Hepatocyte Hypoxia Inducible Factor-1 Mediates the Development of Liver Fibrosis in a Mouse Model of Nonalcoholic Fatty Liver Disease
Background: Obstructive sleep apnea (OSA) is associated with the progression of non-alcoholic fatty liver disease (NAFLD) to steatohepatitis and fibrosis. This progression correlates with the severity of OSA-associated hypoxia. In mice with diet induced obesity, hepatic steatosis leads to liver tissue hypoxia, which worsens with exposure to intermittent hypoxia. Emerging data has implicated hepatocyte cell signaling as an important factor in hepatic fibrogenesis. We hypothesized that hepatocyte specific knockout of the oxygen sensing α subunit of hypoxia inducible factor-1 (HIF-1), a master regulator of the global response to hypoxia, may be protective against the development of liver fibrosis.

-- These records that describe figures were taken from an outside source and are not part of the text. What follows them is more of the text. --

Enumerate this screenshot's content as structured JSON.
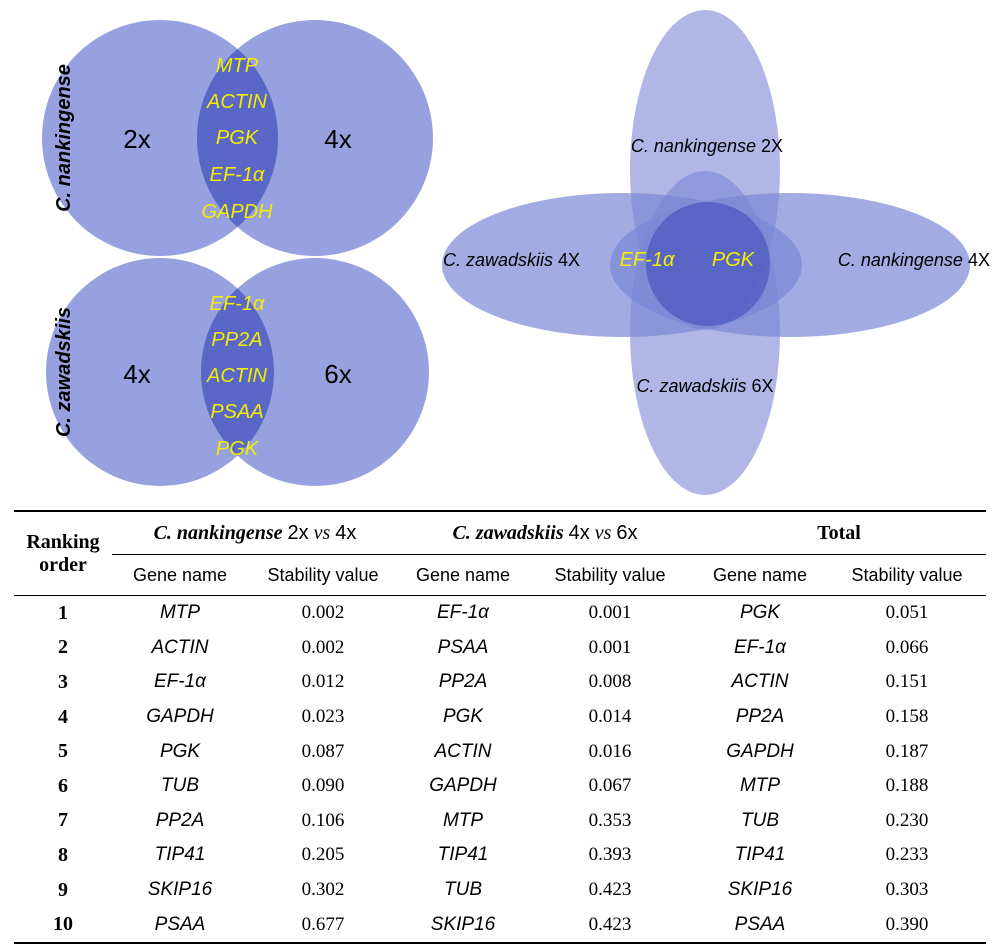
{
  "venn_top": {
    "side_label": "C. nankingense",
    "left_label": "2x",
    "right_label": "4x",
    "shared": [
      "MTP",
      "ACTIN",
      "PGK",
      "EF-1α",
      "GAPDH"
    ]
  },
  "venn_bottom": {
    "side_label": "C. zawadskiis",
    "left_label": "4x",
    "right_label": "6x",
    "shared": [
      "EF-1α",
      "PP2A",
      "ACTIN",
      "PSAA",
      "PGK"
    ]
  },
  "venn_cross": {
    "top_label": "C. nankingense",
    "top_suffix": "2X",
    "left_label": "C. zawadskiis",
    "left_suffix": "4X",
    "right_label": "C. nankingense",
    "right_suffix": "4X",
    "bottom_label": "C. zawadskiis",
    "bottom_suffix": "6X",
    "shared": [
      "EF-1α",
      "PGK"
    ]
  },
  "colors": {
    "circle_fill": "#7b87d6",
    "overlap_fill": "#3a48b8",
    "gene_text": "#f2ee00"
  },
  "table": {
    "rank_header": "Ranking order",
    "groups": [
      {
        "species": "C. nankingense",
        "a": "2x",
        "vs": "vs",
        "b": "4x"
      },
      {
        "species": "C. zawadskiis",
        "a": "4x",
        "vs": "vs",
        "b": "6x"
      },
      {
        "species": "",
        "a": "",
        "vs": "",
        "b": "",
        "title": "Total"
      }
    ],
    "sub_gene": "Gene name",
    "sub_value": "Stability value",
    "rows": [
      {
        "rank": "1",
        "g1": "MTP",
        "v1": "0.002",
        "g2": "EF-1α",
        "v2": "0.001",
        "g3": "PGK",
        "v3": "0.051"
      },
      {
        "rank": "2",
        "g1": "ACTIN",
        "v1": "0.002",
        "g2": "PSAA",
        "v2": "0.001",
        "g3": "EF-1α",
        "v3": "0.066"
      },
      {
        "rank": "3",
        "g1": "EF-1α",
        "v1": "0.012",
        "g2": "PP2A",
        "v2": "0.008",
        "g3": "ACTIN",
        "v3": "0.151"
      },
      {
        "rank": "4",
        "g1": "GAPDH",
        "v1": "0.023",
        "g2": "PGK",
        "v2": "0.014",
        "g3": "PP2A",
        "v3": "0.158"
      },
      {
        "rank": "5",
        "g1": "PGK",
        "v1": "0.087",
        "g2": "ACTIN",
        "v2": "0.016",
        "g3": "GAPDH",
        "v3": "0.187"
      },
      {
        "rank": "6",
        "g1": "TUB",
        "v1": "0.090",
        "g2": "GAPDH",
        "v2": "0.067",
        "g3": "MTP",
        "v3": "0.188"
      },
      {
        "rank": "7",
        "g1": "PP2A",
        "v1": "0.106",
        "g2": "MTP",
        "v2": "0.353",
        "g3": "TUB",
        "v3": "0.230"
      },
      {
        "rank": "8",
        "g1": "TIP41",
        "v1": "0.205",
        "g2": "TIP41",
        "v2": "0.393",
        "g3": "TIP41",
        "v3": "0.233"
      },
      {
        "rank": "9",
        "g1": "SKIP16",
        "v1": "0.302",
        "g2": "TUB",
        "v2": "0.423",
        "g3": "SKIP16",
        "v3": "0.303"
      },
      {
        "rank": "10",
        "g1": "PSAA",
        "v1": "0.677",
        "g2": "SKIP16",
        "v2": "0.423",
        "g3": "PSAA",
        "v3": "0.390"
      }
    ]
  }
}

Methods: Wild-type mice and mice with hepatocyte-specific HIF-1α knockout (Hif1a-/-hep) were fed a high trans-fat diet for six months, as a model of NAFLD. Hepatic fibrosis was evaluated by Sirius red stain and hydroxyproline assay. Liver enzymes, fasting insulin, and hepatic triglyceride content were also assessed. Hepatocytes were isolated from Hif1a-/-hep mice and wild-type controls and were exposed to sustained hypoxia (1% O2) or normoxia (16% O2) for 24 hours. The culture media was used to reconstitute type I collagen and the resulting matrices were examined for collagen cross-linking.

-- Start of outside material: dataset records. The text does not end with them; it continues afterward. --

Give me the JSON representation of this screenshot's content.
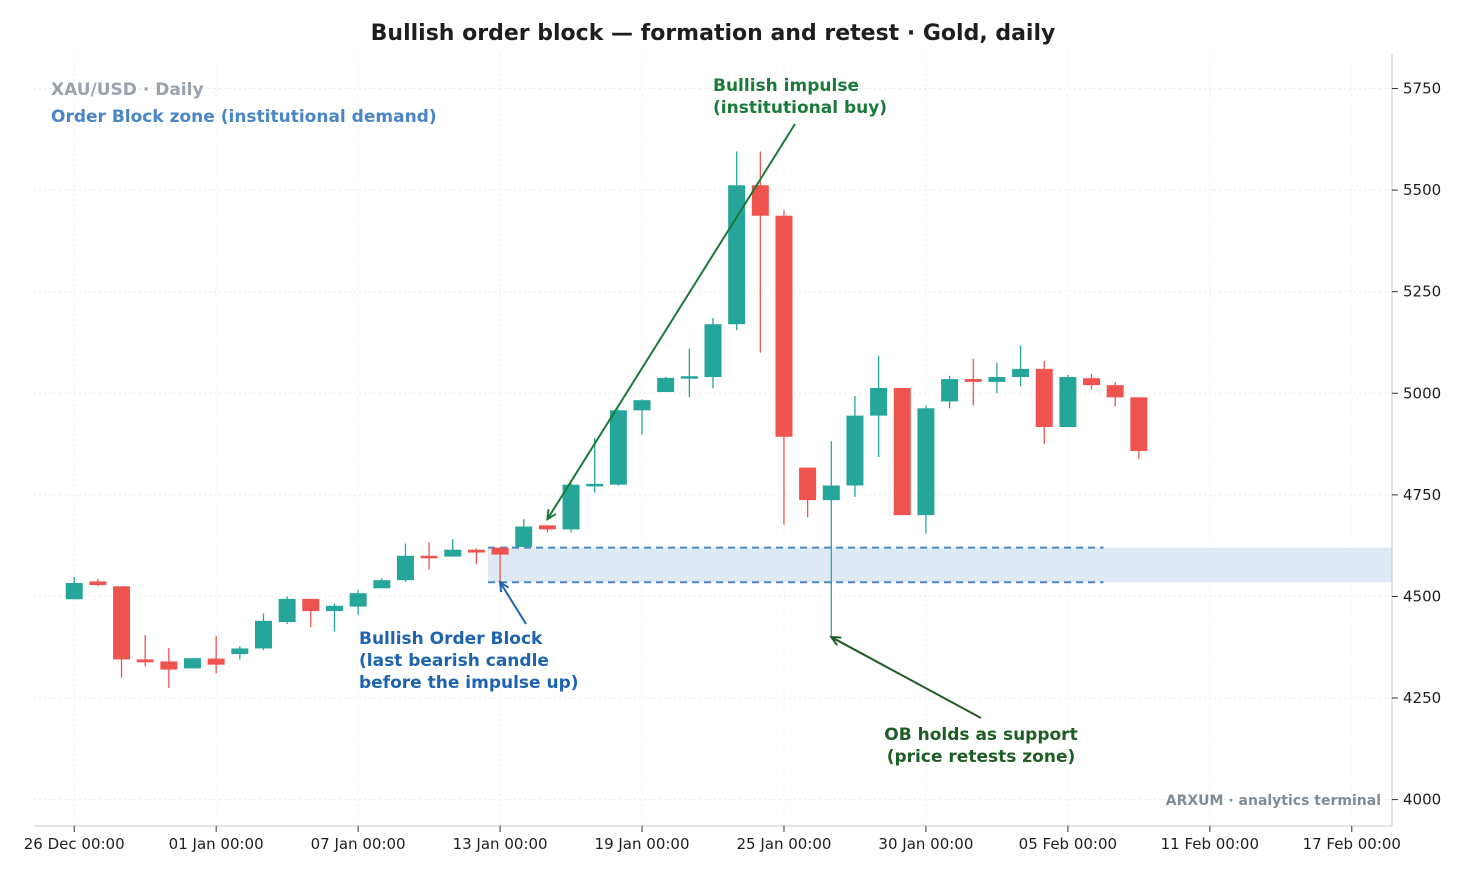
{
  "chart_data": {
    "type": "candlestick",
    "title": "Bullish order block — formation and retest  ·  Gold, daily",
    "symbol_label": "XAU/USD · Daily",
    "zone_label": "Order Block zone (institutional demand)",
    "watermark": "ARXUM · analytics terminal",
    "y_ticks": [
      4000,
      4250,
      4500,
      4750,
      5000,
      5250,
      5500,
      5750
    ],
    "ylim": [
      3935,
      5835
    ],
    "x_ticks": [
      {
        "day": 0,
        "label": "26 Dec 00:00"
      },
      {
        "day": 6,
        "label": "01 Jan 00:00"
      },
      {
        "day": 12,
        "label": "07 Jan 00:00"
      },
      {
        "day": 18,
        "label": "13 Jan 00:00"
      },
      {
        "day": 24,
        "label": "19 Jan 00:00"
      },
      {
        "day": 30,
        "label": "25 Jan 00:00"
      },
      {
        "day": 36,
        "label": "30 Jan 00:00"
      },
      {
        "day": 42,
        "label": "05 Feb 00:00"
      },
      {
        "day": 48,
        "label": "11 Feb 00:00"
      },
      {
        "day": 54,
        "label": "17 Feb 00:00"
      }
    ],
    "xlim": [
      -1.7,
      55.7
    ],
    "candles": [
      {
        "day": 0,
        "open": 4493,
        "high": 4548,
        "low": 4493,
        "close": 4533
      },
      {
        "day": 1,
        "open": 4537,
        "high": 4543,
        "low": 4525,
        "close": 4528
      },
      {
        "day": 2,
        "open": 4525,
        "high": 4525,
        "low": 4300,
        "close": 4345
      },
      {
        "day": 3,
        "open": 4345,
        "high": 4405,
        "low": 4328,
        "close": 4338
      },
      {
        "day": 4,
        "open": 4340,
        "high": 4373,
        "low": 4275,
        "close": 4320
      },
      {
        "day": 5,
        "open": 4323,
        "high": 4348,
        "low": 4323,
        "close": 4348
      },
      {
        "day": 6,
        "open": 4347,
        "high": 4403,
        "low": 4311,
        "close": 4332
      },
      {
        "day": 7,
        "open": 4358,
        "high": 4378,
        "low": 4345,
        "close": 4372
      },
      {
        "day": 8,
        "open": 4372,
        "high": 4458,
        "low": 4368,
        "close": 4440
      },
      {
        "day": 9,
        "open": 4437,
        "high": 4500,
        "low": 4432,
        "close": 4494
      },
      {
        "day": 10,
        "open": 4494,
        "high": 4494,
        "low": 4424,
        "close": 4464
      },
      {
        "day": 11,
        "open": 4464,
        "high": 4482,
        "low": 4414,
        "close": 4477
      },
      {
        "day": 12,
        "open": 4475,
        "high": 4515,
        "low": 4455,
        "close": 4508
      },
      {
        "day": 13,
        "open": 4520,
        "high": 4545,
        "low": 4520,
        "close": 4540
      },
      {
        "day": 14,
        "open": 4540,
        "high": 4630,
        "low": 4536,
        "close": 4600
      },
      {
        "day": 15,
        "open": 4600,
        "high": 4633,
        "low": 4566,
        "close": 4596
      },
      {
        "day": 16,
        "open": 4598,
        "high": 4641,
        "low": 4598,
        "close": 4615
      },
      {
        "day": 17,
        "open": 4615,
        "high": 4618,
        "low": 4580,
        "close": 4608
      },
      {
        "day": 18,
        "open": 4620,
        "high": 4620,
        "low": 4535,
        "close": 4603
      },
      {
        "day": 19,
        "open": 4622,
        "high": 4690,
        "low": 4622,
        "close": 4672
      },
      {
        "day": 20,
        "open": 4675,
        "high": 4675,
        "low": 4658,
        "close": 4665
      },
      {
        "day": 21,
        "open": 4665,
        "high": 4778,
        "low": 4658,
        "close": 4775
      },
      {
        "day": 22,
        "open": 4775,
        "high": 4890,
        "low": 4755,
        "close": 4777
      },
      {
        "day": 23,
        "open": 4775,
        "high": 4960,
        "low": 4773,
        "close": 4958
      },
      {
        "day": 24,
        "open": 4958,
        "high": 4985,
        "low": 4898,
        "close": 4983
      },
      {
        "day": 25,
        "open": 5003,
        "high": 5040,
        "low": 5003,
        "close": 5038
      },
      {
        "day": 26,
        "open": 5040,
        "high": 5110,
        "low": 4990,
        "close": 5042
      },
      {
        "day": 27,
        "open": 5040,
        "high": 5185,
        "low": 5012,
        "close": 5170
      },
      {
        "day": 28,
        "open": 5170,
        "high": 5595,
        "low": 5155,
        "close": 5512
      },
      {
        "day": 29,
        "open": 5512,
        "high": 5595,
        "low": 5100,
        "close": 5437
      },
      {
        "day": 30,
        "open": 5437,
        "high": 5450,
        "low": 4677,
        "close": 4893
      },
      {
        "day": 31,
        "open": 4817,
        "high": 4817,
        "low": 4695,
        "close": 4737
      },
      {
        "day": 32,
        "open": 4737,
        "high": 4882,
        "low": 4400,
        "close": 4773
      },
      {
        "day": 33,
        "open": 4773,
        "high": 4993,
        "low": 4745,
        "close": 4945
      },
      {
        "day": 34,
        "open": 4945,
        "high": 5092,
        "low": 4843,
        "close": 5013
      },
      {
        "day": 35,
        "open": 5013,
        "high": 5013,
        "low": 4700,
        "close": 4700
      },
      {
        "day": 36,
        "open": 4700,
        "high": 4970,
        "low": 4655,
        "close": 4963
      },
      {
        "day": 37,
        "open": 4980,
        "high": 5043,
        "low": 4963,
        "close": 5035
      },
      {
        "day": 38,
        "open": 5035,
        "high": 5085,
        "low": 4970,
        "close": 5028
      },
      {
        "day": 39,
        "open": 5028,
        "high": 5075,
        "low": 5000,
        "close": 5040
      },
      {
        "day": 40,
        "open": 5040,
        "high": 5118,
        "low": 5017,
        "close": 5060
      },
      {
        "day": 41,
        "open": 5060,
        "high": 5080,
        "low": 4875,
        "close": 4917
      },
      {
        "day": 42,
        "open": 4917,
        "high": 5045,
        "low": 4917,
        "close": 5040
      },
      {
        "day": 43,
        "open": 5037,
        "high": 5048,
        "low": 5010,
        "close": 5020
      },
      {
        "day": 44,
        "open": 5020,
        "high": 5028,
        "low": 4968,
        "close": 4990
      },
      {
        "day": 45,
        "open": 4990,
        "high": 4990,
        "low": 4838,
        "close": 4858
      }
    ],
    "order_block_zone": {
      "low": 4535,
      "high": 4620,
      "start_day": 18,
      "dash_end_day": 43
    },
    "annotations": [
      {
        "text": [
          "Bullish impulse",
          "(institutional buy)"
        ],
        "color": "#1a7a3a",
        "arrow_to": {
          "day": 20,
          "price": 4690
        }
      },
      {
        "text": [
          "Bullish Order Block",
          "(last bearish candle",
          "before the impulse up)"
        ],
        "color": "#1e63b0",
        "arrow_to": {
          "day": 18,
          "price": 4535
        }
      },
      {
        "text": [
          "OB holds as support",
          "(price retests zone)"
        ],
        "color": "#1e5e24",
        "arrow_to": {
          "day": 32,
          "price": 4400
        }
      }
    ],
    "colors": {
      "up": "#26a69a",
      "down": "#ef5350",
      "zone_fill": "#dfe9f4",
      "zone_dash": "#4a86c5"
    },
    "grid": true
  }
}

Results: Wild-type mice on a high trans-fat diet had 80% more hepatic collagen than Hif1a-/-hep mice (2.21 μg collagen/mg liver tissue, versus 1.23 μg collagen/mg liver tissue, p = 0.03), which was confirmed by Sirius red staining. Body weight, liver weight, mean hepatic triglyceride content, and fasting insulin were similar between groups. Culture media from wild-type mouse hepatocytes exposed to hypoxia allowed for avid collagen cross-linking, but very little cross-linking was seen when hepatocytes were exposed to normoxia, or when hepatocytes from Hif1a-/-hep mice were used in hypoxia or normoxia.
Conclusions: Hepatocyte HIF-1 mediates an increase in liver fibrosis in a mouse model of NAFLD, perhaps due to liver tissue hypoxia in hepatic steatosis. HIF-1 is necessary for collagen cross-linking in an in vitro model of fibrosis.